Denuncias en el sur del Cesar ponen en evidencia fisuras de la reforma agraria
Resumen
La ANT investiga denuncias por presuntas irregularidades en la adjudicación de tierras en San Alberto, Cesar, mientras crece la desconfianza sobre la reforma agraria.
Generado por Inteliegenica Artifical (OpenAI)
En el papel, la entrega de tierras en San Alberto representa una promesa histórica: corregir décadas de desigualdad rural, devolverle al campesinado un lugar en el mapa productivo y cerrar heridas abiertas por el despojo y la violencia. En la práctica, sin embargo, ese mismo proceso comienza a mostrar fisuras preocupantes.
Por Camilo Ernesto Silvera Rueda - Redacción Política / EL FRENTE
La Agencia Nacional de Tierras (ANT) confirmó que investiga denuncias por presuntas irregularidades en la adjudicación de predios en este municipio del sur del Cesar, un territorio que se ha convertido en símbolo tanto de esperanza como de desconfianza.
Versiones recogidas en la zona apuntan a la posible intervención de intermediarios que, aprovechando la urgencia y la necesidad de las comunidades rurales, estarían cobrando dinero a campesinos con la promesa de facilitar trámites ante el Estado.
Desde la ANT, la respuesta institucional ha sido insistir en que los procesos son gratuitos y están regulados.
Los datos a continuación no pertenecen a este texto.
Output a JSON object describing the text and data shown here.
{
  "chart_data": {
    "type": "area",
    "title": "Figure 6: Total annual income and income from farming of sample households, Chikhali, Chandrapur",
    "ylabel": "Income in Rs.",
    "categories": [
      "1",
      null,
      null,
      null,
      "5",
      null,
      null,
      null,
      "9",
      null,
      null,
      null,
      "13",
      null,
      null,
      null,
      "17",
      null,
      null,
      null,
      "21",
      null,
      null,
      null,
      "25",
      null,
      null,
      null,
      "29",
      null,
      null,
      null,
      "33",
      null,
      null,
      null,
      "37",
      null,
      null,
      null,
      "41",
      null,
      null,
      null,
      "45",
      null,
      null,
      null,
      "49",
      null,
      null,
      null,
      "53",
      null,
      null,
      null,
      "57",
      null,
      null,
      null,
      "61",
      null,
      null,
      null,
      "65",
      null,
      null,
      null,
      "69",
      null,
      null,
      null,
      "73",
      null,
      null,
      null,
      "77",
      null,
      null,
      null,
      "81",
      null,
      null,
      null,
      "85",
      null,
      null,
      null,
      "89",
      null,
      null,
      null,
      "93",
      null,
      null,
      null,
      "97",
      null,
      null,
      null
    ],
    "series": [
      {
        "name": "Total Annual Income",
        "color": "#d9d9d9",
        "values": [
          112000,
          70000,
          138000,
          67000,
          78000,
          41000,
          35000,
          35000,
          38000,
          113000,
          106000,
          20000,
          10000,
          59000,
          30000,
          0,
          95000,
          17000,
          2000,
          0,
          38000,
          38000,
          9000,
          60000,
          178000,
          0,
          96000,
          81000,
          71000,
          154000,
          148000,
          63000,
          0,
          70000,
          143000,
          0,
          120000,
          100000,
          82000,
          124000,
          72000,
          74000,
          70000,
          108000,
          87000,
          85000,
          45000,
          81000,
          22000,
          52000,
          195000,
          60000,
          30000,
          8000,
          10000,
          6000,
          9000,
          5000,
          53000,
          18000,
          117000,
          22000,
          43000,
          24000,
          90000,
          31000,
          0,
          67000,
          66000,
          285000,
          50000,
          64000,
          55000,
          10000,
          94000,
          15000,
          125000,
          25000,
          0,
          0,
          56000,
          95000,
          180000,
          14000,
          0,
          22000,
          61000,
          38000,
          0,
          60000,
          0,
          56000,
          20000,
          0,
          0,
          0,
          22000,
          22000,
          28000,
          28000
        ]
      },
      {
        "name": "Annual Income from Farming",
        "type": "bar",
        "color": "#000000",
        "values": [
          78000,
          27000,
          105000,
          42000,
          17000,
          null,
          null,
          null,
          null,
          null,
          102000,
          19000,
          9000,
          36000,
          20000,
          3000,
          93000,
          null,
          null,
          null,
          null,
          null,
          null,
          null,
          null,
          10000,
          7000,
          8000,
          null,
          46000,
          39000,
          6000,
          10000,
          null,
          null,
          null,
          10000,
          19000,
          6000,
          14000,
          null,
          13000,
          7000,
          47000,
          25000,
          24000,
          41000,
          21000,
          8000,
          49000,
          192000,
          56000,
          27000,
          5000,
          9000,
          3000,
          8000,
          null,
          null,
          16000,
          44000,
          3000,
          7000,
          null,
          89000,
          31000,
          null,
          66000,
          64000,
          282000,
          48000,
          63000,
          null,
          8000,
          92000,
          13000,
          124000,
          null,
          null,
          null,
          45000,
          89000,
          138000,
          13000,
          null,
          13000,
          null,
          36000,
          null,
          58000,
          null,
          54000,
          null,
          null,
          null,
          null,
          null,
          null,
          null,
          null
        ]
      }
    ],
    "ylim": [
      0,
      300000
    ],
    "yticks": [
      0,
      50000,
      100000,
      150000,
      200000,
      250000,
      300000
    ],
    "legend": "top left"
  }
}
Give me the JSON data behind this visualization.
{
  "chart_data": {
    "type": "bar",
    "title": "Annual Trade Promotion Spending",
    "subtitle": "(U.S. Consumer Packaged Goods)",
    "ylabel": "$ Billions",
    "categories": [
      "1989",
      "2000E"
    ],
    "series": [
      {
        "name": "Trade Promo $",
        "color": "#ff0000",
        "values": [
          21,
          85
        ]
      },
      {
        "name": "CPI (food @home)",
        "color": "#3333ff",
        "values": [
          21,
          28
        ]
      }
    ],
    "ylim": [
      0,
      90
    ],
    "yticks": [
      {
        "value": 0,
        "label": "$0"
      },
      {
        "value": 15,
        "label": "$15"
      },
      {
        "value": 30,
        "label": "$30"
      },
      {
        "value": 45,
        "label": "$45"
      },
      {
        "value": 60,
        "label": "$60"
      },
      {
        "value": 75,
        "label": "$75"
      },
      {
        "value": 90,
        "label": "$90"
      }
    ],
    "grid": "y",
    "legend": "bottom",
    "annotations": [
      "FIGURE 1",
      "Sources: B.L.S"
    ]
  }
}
Pero esa aclaración, aunque necesaria, resulta insuficiente frente al ruido que generan las denuncias.
La entidad, a través de su Oficina del Inspector de la Gestión de Tierras, anunció la revisión de estos casos y aseguró que se adelantan acciones para identificar posibles “malos manejos”. Sin embargo, el lenguaje prudente de los comunicados contrasta con la gravedad de lo que está en juego. No se trata únicamente de irregularidades administrativas, sino de la legitimidad misma de una política pública que busca transformar el campo colombiano.
En Cesar, la distribución de la tierra ha sido históricamente un asunto atravesado por conflictos, economías ilegales y disputas de poder. Municipios como San Alberto han vivido los efectos de esa tensión, donde la propiedad rural no solo define la producción agrícola, sino también las dinámicas sociales y, en muchos casos, los equilibrios de seguridad. En ese contexto, cualquier señal de opacidad en la adjudicación de predios no es un detalle menor: es una chispa en un terreno que ha demostrado ser inflamable.
El proceso que adelanta la ANT en la zona se realiza, según la entidad, en articulación con la Asociación Nacional de Usuarios Campesinos de Colombia, una organización con larga trayectoria en la defensa de los derechos agrarios.
No obstante, incluso con ese acompañamiento, las denuncias sugieren que la implementación en territorio enfrenta obstáculos que van más allá de la voluntad institucional. La presencia de “gestores” informales evidencia vacíos de información, debilidad en los canales oficiales y, sobre todo, una necesidad urgente de pedagogía estatal.
La respuesta de la Agencia incluye la promesa de jornadas de sensibilización para advertir a las comunidades sobre los riesgos de caer en estafas. La medida, aunque pertinente, parece llegar tarde para quienes ya habrían sido afectados. En regiones donde cada peso cuenta y donde acceder a un predio puede significar la diferencia entre la subsistencia y el abandono, el costo de estas prácticas irregulares no es solo económico, sino profundamente social.
Mientras avanzan las investigaciones, en San Alberto persiste una sensación incómoda. La reforma agraria, concebida como un acto de justicia histórica, comienza a ser observada con cautela por quienes deberían ser sus principales beneficiarios. Y en ese cambio de percepción hay un riesgo mayor: que la desconfianza termine erosionando un proceso que, sin legitimidad social, difícilmente podrá sostenerse.